The cookies themselves are not extremely sweet.  The level of sweetness is perfect when you top with some additional peanut butter however if you want a sweeter cookie, add a tablespoon of maple syrup.

Cookies for breakfast? Don’t mind if I do.

Vegan, Gluten-free Chocolate PB Breakfast Cookies

Yields: 12 cookies

1/3 c. raw buckwheat groats, ground into a powder (use a clean coffee grinder!)

1/4 c. ground flaxseed

1/4 c. almond meal

1 tsp. baking powder

2 Tbsp. cocoa powder

1 ripe banana, mashed

1 Tsp. vanilla extract

3 Tbsp. vanilla soymilk

1/4 c.  smooth natural peanut butter

maple syrup, if needed for sweetness

1 Tbsp.  smooth natural peanut butter + 1 tsp. soy milk for topping, mixed together (add more or less soy milk depending on the consistency you like.  I make my own peanut butter so it isn’t completely smooth, store bought peanut butter should get pretty smooth.)

1. Preheat oven to 375F and line a baking sheet with some parchment paper and set aside.

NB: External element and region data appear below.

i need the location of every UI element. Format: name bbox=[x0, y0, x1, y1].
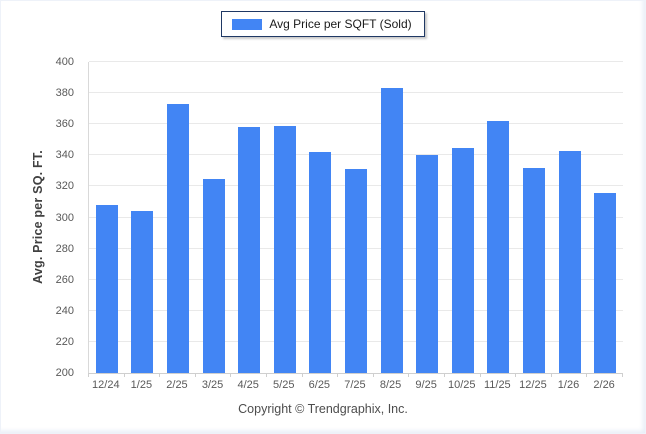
x-tick-label-2/26: 2/26 bbox=[593, 379, 615, 391]
y-tick-labels: 200 220 240 260 280 300 320 340 360 380 400 bbox=[0, 56, 82, 379]
y-tick-label-400: 400 bbox=[55, 56, 74, 68]
x-tick-label-12/24: 12/24 bbox=[92, 379, 120, 391]
bar-12/25 bbox=[522, 167, 545, 373]
bar-3/25 bbox=[202, 178, 225, 373]
x-axis-tick bbox=[266, 373, 267, 377]
x-axis-tick bbox=[586, 373, 588, 377]
x-axis-tick bbox=[550, 373, 552, 377]
y-tick-label-220: 220 bbox=[55, 335, 74, 348]
legend-label: Avg Price per SQFT (Sold) bbox=[269, 17, 412, 31]
x-axis-tick bbox=[301, 373, 303, 377]
copyright-text: Copyright © Trendgraphix, Inc. bbox=[238, 402, 408, 416]
plot-area bbox=[88, 61, 623, 374]
x-axis-tick bbox=[88, 373, 89, 377]
x-axis-tick bbox=[230, 373, 232, 377]
bar-column bbox=[267, 62, 303, 373]
legend-swatch-icon bbox=[232, 18, 263, 30]
x-axis-ticks bbox=[88, 373, 623, 378]
bar-9/25 bbox=[416, 155, 439, 373]
bar-8/25 bbox=[380, 88, 403, 373]
x-axis-tick bbox=[372, 373, 374, 377]
bar-7/25 bbox=[344, 169, 367, 373]
bar-2/26 bbox=[594, 192, 617, 373]
x-axis-tick bbox=[159, 373, 161, 377]
x-axis-tick bbox=[194, 373, 196, 377]
legend-box: Avg Price per SQFT (Sold) bbox=[221, 11, 425, 37]
x-axis-tick bbox=[444, 373, 445, 377]
x-axis-tick bbox=[337, 373, 339, 377]
gridline-380 bbox=[89, 92, 623, 94]
x-tick-label-10/25: 10/25 bbox=[447, 379, 476, 391]
gridline-340 bbox=[89, 154, 623, 156]
x-tick-label-3/25: 3/25 bbox=[201, 379, 224, 391]
bars bbox=[89, 62, 623, 373]
legend: Avg Price per SQFT (Sold) bbox=[0, 11, 646, 37]
y-tick-label-340: 340 bbox=[55, 149, 74, 162]
y-tick-label-360: 360 bbox=[55, 118, 74, 131]
x-tick-label-2/25: 2/25 bbox=[166, 379, 188, 391]
bar-column bbox=[303, 62, 339, 373]
bar-column bbox=[409, 62, 445, 373]
bar-1/26 bbox=[558, 150, 581, 373]
x-tick-label-12/25: 12/25 bbox=[519, 379, 547, 391]
bar-12/24 bbox=[95, 205, 118, 373]
x-tick-label-1/25: 1/25 bbox=[130, 379, 153, 391]
x-tick-label-6/25: 6/25 bbox=[308, 379, 331, 391]
x-tick-label-11/25: 11/25 bbox=[483, 379, 511, 391]
bar-column bbox=[552, 62, 588, 373]
bar-4/25 bbox=[238, 127, 261, 373]
x-tick-label-5/25: 5/25 bbox=[273, 379, 295, 391]
x-tick-label-7/25: 7/25 bbox=[344, 379, 366, 391]
bar-1/25 bbox=[131, 211, 154, 373]
bar-column bbox=[445, 62, 481, 373]
bar-column bbox=[125, 62, 161, 373]
x-axis-tick bbox=[123, 373, 125, 377]
bar-column bbox=[160, 62, 196, 373]
gridline-360 bbox=[89, 123, 623, 125]
y-tick-label-300: 300 bbox=[55, 211, 74, 224]
x-axis-tick bbox=[479, 373, 481, 377]
y-tick-label-380: 380 bbox=[55, 87, 74, 100]
x-tick-labels: 12/24 1/25 2/25 3/25 4/25 5/25 6/25 7/25 8/25 9/2… bbox=[88, 379, 622, 391]
x-axis-tick bbox=[622, 373, 623, 377]
bar-column bbox=[516, 62, 552, 373]
y-tick-label-240: 240 bbox=[55, 304, 74, 317]
bar-column bbox=[374, 62, 410, 373]
bar-column bbox=[587, 62, 623, 373]
gridline-400 bbox=[89, 61, 623, 62]
x-axis-tick bbox=[515, 373, 517, 377]
x-tick-label-9/25: 9/25 bbox=[415, 379, 437, 391]
bar-2/25 bbox=[166, 104, 189, 373]
y-tick-label-280: 280 bbox=[55, 242, 74, 255]
bar-5/25 bbox=[273, 125, 296, 373]
bar-11/25 bbox=[487, 121, 510, 373]
bar-6/25 bbox=[309, 152, 332, 373]
x-tick-label-1/26: 1/26 bbox=[557, 379, 580, 391]
bar-10/25 bbox=[451, 147, 474, 373]
x-axis-tick bbox=[408, 373, 410, 377]
bar-column bbox=[338, 62, 374, 373]
bar-column bbox=[196, 62, 232, 373]
bar-column bbox=[231, 62, 267, 373]
x-tick-label-4/25: 4/25 bbox=[237, 379, 259, 391]
bar-column bbox=[89, 62, 125, 373]
y-tick-label-200: 200 bbox=[55, 367, 74, 379]
bar-column bbox=[481, 62, 517, 373]
x-tick-label-8/25: 8/25 bbox=[379, 379, 402, 391]
y-tick-label-320: 320 bbox=[55, 180, 74, 193]
y-tick-label-260: 260 bbox=[55, 273, 74, 286]
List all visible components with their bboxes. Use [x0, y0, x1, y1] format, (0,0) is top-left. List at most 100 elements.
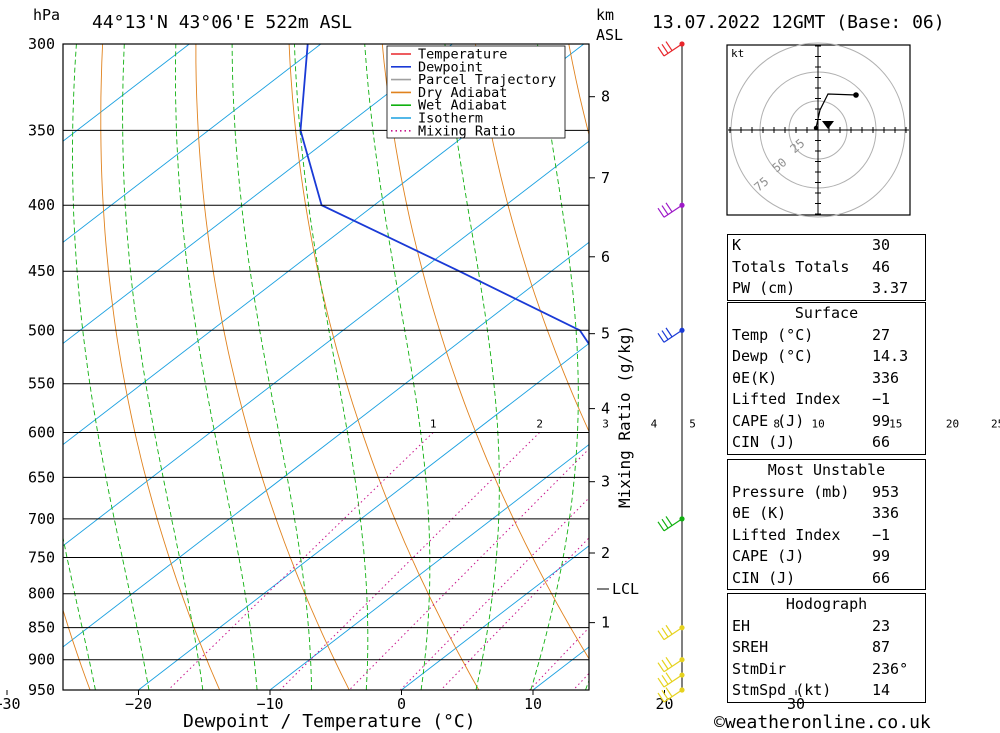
wind-barb — [657, 202, 685, 218]
mixing-ratio-labels: 1 2 3 4 5 8 10 15 20 25 — [430, 417, 1000, 430]
mixing-ratio-label: 4 — [651, 417, 658, 430]
wet-adiabat-line — [294, 44, 369, 690]
mixing-ratio-line — [440, 537, 589, 690]
hodograph-trace — [815, 93, 857, 129]
wind-barb — [657, 327, 685, 343]
legend-box — [386, 45, 566, 139]
pressure-unit-label: hPa — [33, 6, 60, 24]
pressure-tick-label: 850 — [28, 619, 55, 637]
dry-adiabat-line — [475, 44, 589, 433]
mixing-ratio-label: 3 — [602, 417, 609, 430]
legend-entry: Isotherm — [418, 111, 483, 127]
mu-theta-row: θE (K) 336 — [732, 504, 900, 522]
dry-adiabat-line — [942, 44, 1000, 690]
isotherm-line — [401, 545, 589, 690]
wind-barb — [657, 516, 685, 532]
isotherm-line — [63, 44, 453, 345]
most-unstable-panel: Most Unstable Pressure (mb) 953 θE (K) 336… — [727, 459, 926, 590]
dry-adiabat-line — [381, 44, 589, 660]
pressure-tick-label: 350 — [28, 121, 55, 139]
isotherm-line — [63, 140, 589, 547]
surface-lifted-index-row: Lifted Index −1 — [732, 390, 891, 408]
pressure-tick-labels: 300 350 400 450 500 550 600 650 700 750 800 850 900 9… — [28, 35, 55, 699]
plot-frame — [62, 43, 590, 691]
km-tick-label: 5 — [601, 325, 610, 343]
wet-adiabat-line — [175, 44, 258, 690]
temperature-tick-label: 20 — [655, 695, 673, 713]
legend-entry: Dewpoint — [418, 59, 483, 75]
mixing-ratio-label: 10 — [812, 417, 825, 430]
legend-entry: Wet Adiabat — [418, 98, 507, 114]
mu-lifted-index-row: Lifted Index −1 — [732, 525, 891, 544]
temperature-tick-label: −20 — [125, 695, 152, 713]
mixing-ratio-line — [348, 448, 589, 690]
wet-adiabat-line — [530, 44, 579, 690]
wind-barb — [657, 41, 685, 57]
isotherm-line — [269, 444, 589, 690]
pressure-tick-label: 950 — [28, 681, 55, 699]
wet-adiabat-line — [72, 44, 150, 690]
wind-barbs — [657, 41, 685, 703]
legend-entry: Dry Adiabat — [418, 85, 507, 101]
dry-adiabat-line — [288, 44, 480, 690]
legend-entry: Parcel Trajectory — [418, 72, 556, 88]
mixing-ratio-label: 20 — [946, 417, 959, 430]
wet-adiabat-line — [444, 44, 500, 690]
pressure-tick-label: 800 — [28, 585, 55, 603]
km-tick-label: 1 — [601, 614, 610, 632]
wet-adiabat-line — [364, 44, 431, 690]
mixing-ratio-line — [279, 432, 540, 690]
mixing-ratio-label: 2 — [536, 417, 543, 430]
hodograph-stats-title: Hodograph — [785, 595, 868, 613]
pressure-tick-label: 300 — [28, 35, 55, 53]
km-tick-label: 4 — [601, 400, 610, 418]
surface-cape-row: CAPE (J) 99 — [732, 411, 891, 430]
storm-direction-row: StmDir 236° — [732, 659, 909, 678]
km-unit-label: km — [596, 6, 614, 24]
sounding-series — [299, 44, 589, 690]
mixing-ratio-label: 15 — [889, 417, 902, 430]
asl-unit-label: ASL — [596, 26, 623, 44]
dry-adiabat-line — [100, 44, 221, 690]
surface-title: Surface — [794, 304, 859, 322]
wind-barb — [657, 624, 685, 641]
hodograph-stats-panel: Hodograph EH 23 SREH 87 StmDir 236° StmSpd … — [727, 593, 926, 703]
legend-entry: Mixing Ratio — [418, 123, 516, 139]
isotherm-line — [63, 44, 585, 446]
mu-cin-row: CIN (J) 66 — [732, 568, 891, 587]
wind-barb — [657, 672, 685, 688]
pressure-tick-label: 450 — [28, 262, 55, 280]
temperature-tick-label: 0 — [397, 695, 406, 713]
isotherm-line — [63, 241, 589, 648]
hodograph-unit: kt — [731, 47, 744, 60]
mixing-ratio-label: 25 — [991, 417, 1000, 430]
dewpoint-line — [299, 44, 589, 690]
x-axis-label: Dewpoint / Temperature (°C) — [183, 711, 476, 732]
dry-adiabat-line — [195, 44, 350, 690]
mixing-ratio-label: 8 — [773, 417, 780, 430]
km-tick-label: 3 — [601, 473, 610, 491]
surface-temp-row: Temp (°C) 27 — [732, 325, 891, 344]
pressure-tick-label: 500 — [28, 321, 55, 339]
temperature-tick-label: −10 — [256, 695, 283, 713]
km-tick-label: 7 — [601, 169, 610, 187]
mixing-ratio-label: 1 — [430, 417, 437, 430]
isotherm-line — [138, 342, 589, 690]
eh-row: EH 23 — [732, 616, 891, 635]
k-index-row: K 30 — [732, 236, 891, 254]
temperature-tick-label: 10 — [524, 695, 542, 713]
sreh-row: SREH 87 — [732, 638, 891, 656]
surface-cin-row: CIN (J) 66 — [732, 433, 891, 451]
km-tick-label: 8 — [601, 88, 610, 106]
hodograph-end-point — [853, 92, 859, 98]
mu-cape-row: CAPE (J) 99 — [732, 547, 891, 565]
km-tick-label: 2 — [601, 544, 610, 562]
wet-adiabat-line — [231, 44, 313, 690]
pressure-tick-label: 650 — [28, 468, 55, 486]
wind-barb — [657, 656, 685, 673]
wet-adiabat-line — [122, 44, 204, 690]
surface-dewp-row: Dewp (°C) 14.3 — [732, 347, 909, 365]
hodograph-start-point — [813, 125, 819, 131]
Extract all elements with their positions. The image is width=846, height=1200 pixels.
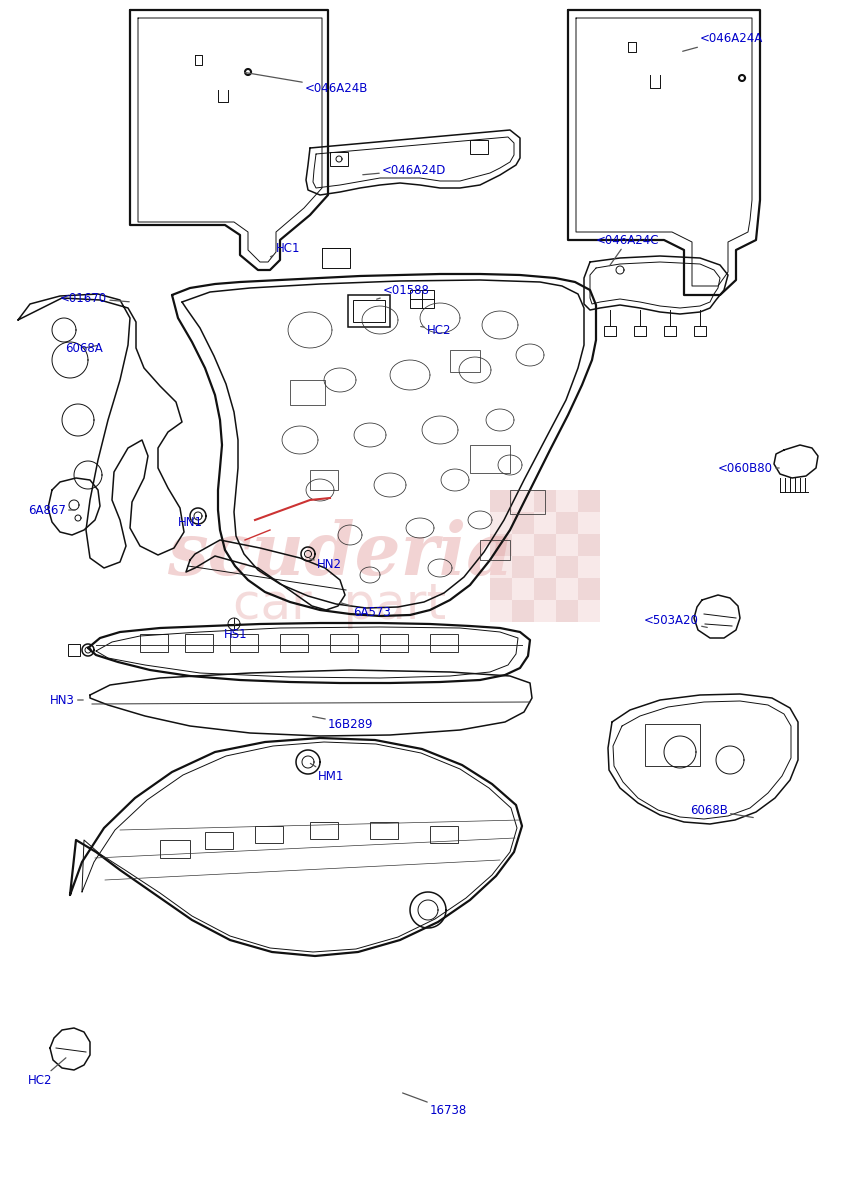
Text: <060B80: <060B80 <box>718 462 779 474</box>
Bar <box>185 634 213 652</box>
Bar <box>512 534 534 556</box>
Bar <box>205 832 233 850</box>
Text: HC2: HC2 <box>420 324 452 336</box>
Bar <box>290 380 325 404</box>
Text: HN1: HN1 <box>178 516 203 528</box>
Text: <046A24C: <046A24C <box>596 234 660 265</box>
Text: 6068A: 6068A <box>65 342 102 354</box>
Bar <box>512 490 534 512</box>
Bar <box>556 490 578 512</box>
Text: HM1: HM1 <box>310 763 344 782</box>
Text: scuderia: scuderia <box>167 520 513 590</box>
Bar <box>578 556 600 578</box>
Bar <box>310 470 338 490</box>
Bar <box>410 290 434 308</box>
Bar <box>480 540 510 560</box>
Bar <box>578 490 600 512</box>
Bar <box>348 295 390 326</box>
Text: 6068B: 6068B <box>690 804 753 817</box>
Bar <box>280 634 308 652</box>
Bar <box>512 578 534 600</box>
Bar <box>68 644 80 656</box>
Bar <box>534 534 556 556</box>
Bar <box>490 512 512 534</box>
Bar <box>430 634 458 652</box>
Bar <box>470 140 488 154</box>
Bar <box>380 634 408 652</box>
Bar <box>140 634 168 652</box>
Bar <box>160 840 190 858</box>
Bar <box>556 556 578 578</box>
Bar <box>512 556 534 578</box>
Text: car  part: car part <box>233 581 447 629</box>
Bar <box>664 326 676 336</box>
Bar <box>694 326 706 336</box>
Bar <box>556 600 578 622</box>
Text: <046A24B: <046A24B <box>244 72 368 95</box>
Text: 16738: 16738 <box>403 1093 467 1116</box>
Bar <box>604 326 616 336</box>
Bar <box>512 600 534 622</box>
Bar <box>322 248 350 268</box>
Text: HC2: HC2 <box>28 1058 66 1086</box>
Bar <box>430 826 458 842</box>
Bar <box>490 490 512 512</box>
Bar <box>556 512 578 534</box>
Text: <503A20: <503A20 <box>644 613 707 628</box>
Text: 16B289: 16B289 <box>313 716 373 731</box>
Text: <01670: <01670 <box>60 292 129 305</box>
Bar <box>645 724 700 766</box>
Bar <box>450 350 480 372</box>
Bar <box>490 556 512 578</box>
Bar <box>330 152 348 166</box>
Bar <box>310 822 338 839</box>
Text: 6A867: 6A867 <box>28 504 75 516</box>
Text: HN3: HN3 <box>50 694 83 707</box>
Bar <box>330 634 358 652</box>
Bar <box>470 445 510 473</box>
Bar <box>534 556 556 578</box>
Bar <box>556 578 578 600</box>
Bar <box>578 578 600 600</box>
Bar <box>534 600 556 622</box>
Bar <box>634 326 646 336</box>
Bar <box>353 300 385 322</box>
Text: <046A24A: <046A24A <box>683 31 763 52</box>
Bar <box>512 512 534 534</box>
Bar <box>534 578 556 600</box>
Text: HN2: HN2 <box>310 558 342 570</box>
Bar <box>255 826 283 842</box>
Bar <box>534 512 556 534</box>
Bar <box>510 490 545 514</box>
Text: <046A24D: <046A24D <box>363 163 447 176</box>
Text: <01588: <01588 <box>376 283 430 299</box>
Bar <box>578 512 600 534</box>
Bar <box>490 578 512 600</box>
Bar <box>490 534 512 556</box>
Text: HC1: HC1 <box>271 241 300 257</box>
Bar <box>230 634 258 652</box>
Bar <box>578 600 600 622</box>
Bar <box>490 600 512 622</box>
Text: HS1: HS1 <box>224 624 248 641</box>
Bar <box>534 490 556 512</box>
Bar <box>578 534 600 556</box>
Bar <box>370 822 398 839</box>
Bar <box>556 534 578 556</box>
Text: 6A573: 6A573 <box>341 602 391 618</box>
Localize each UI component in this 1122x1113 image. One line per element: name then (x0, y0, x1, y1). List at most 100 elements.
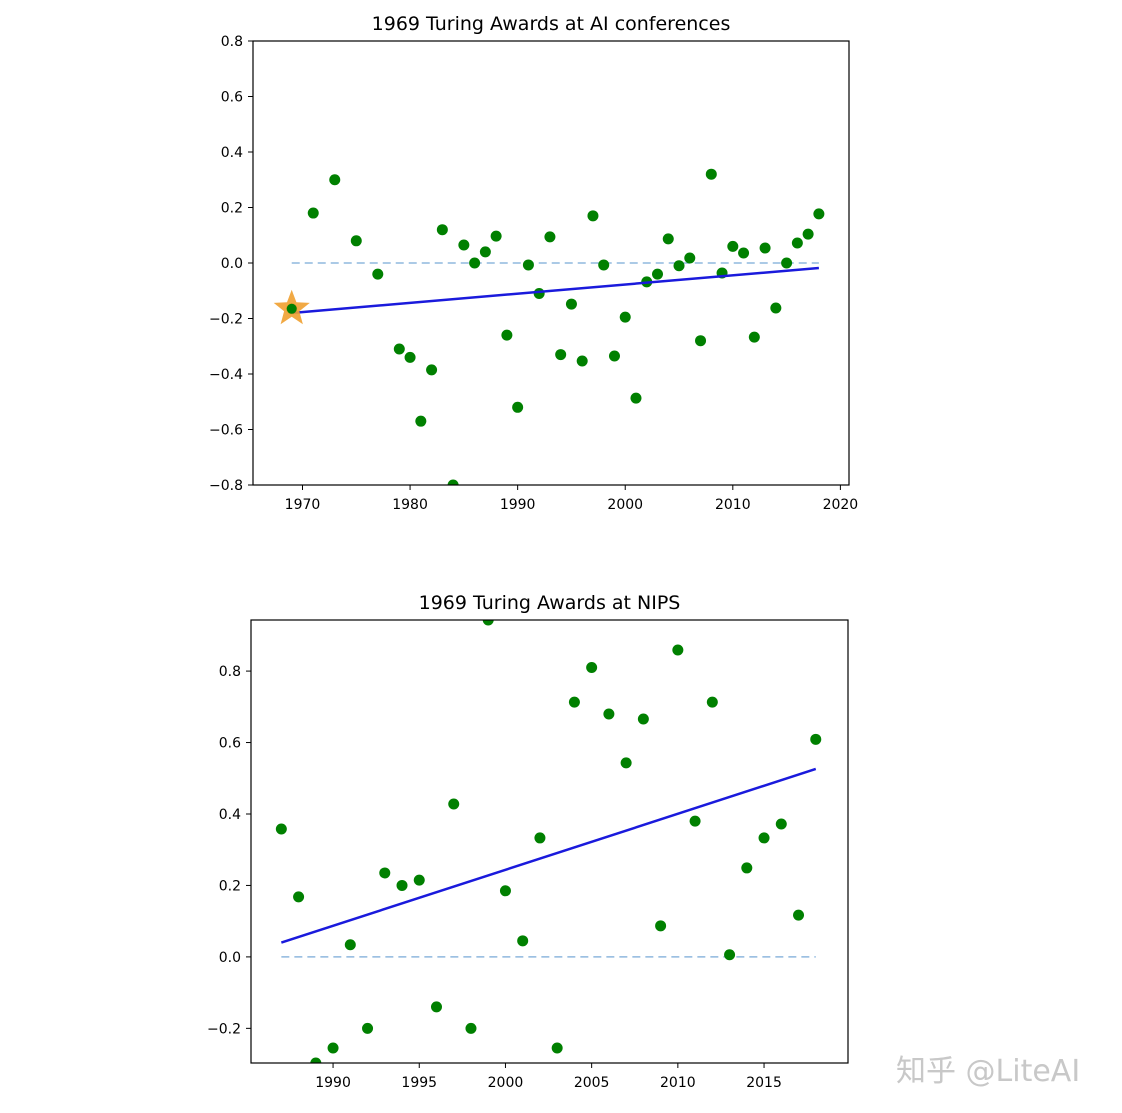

2. Combine the first 5 dry ingredients in a bowl and sift together until thoroughly mixed.

3. Combine last 3 wet ingredients in another small bowl.

4. Add the wet to the dry and stir until you have a very sticky dough.  Add a bit more milk if your dough is still too dry.  It is going to be super sticky – gluten-free vegan dough is just that way.

5.  Scoop cookies by the table spoon (literally a spoon not tablespoon) onto the cookie sheet and using wet hands, press down slightly.

6. Bake for 10 minutes. Cool on cooling rack.

7. Once cool, frost with peanut butter topping if desired (I recommend it – it is so tasty).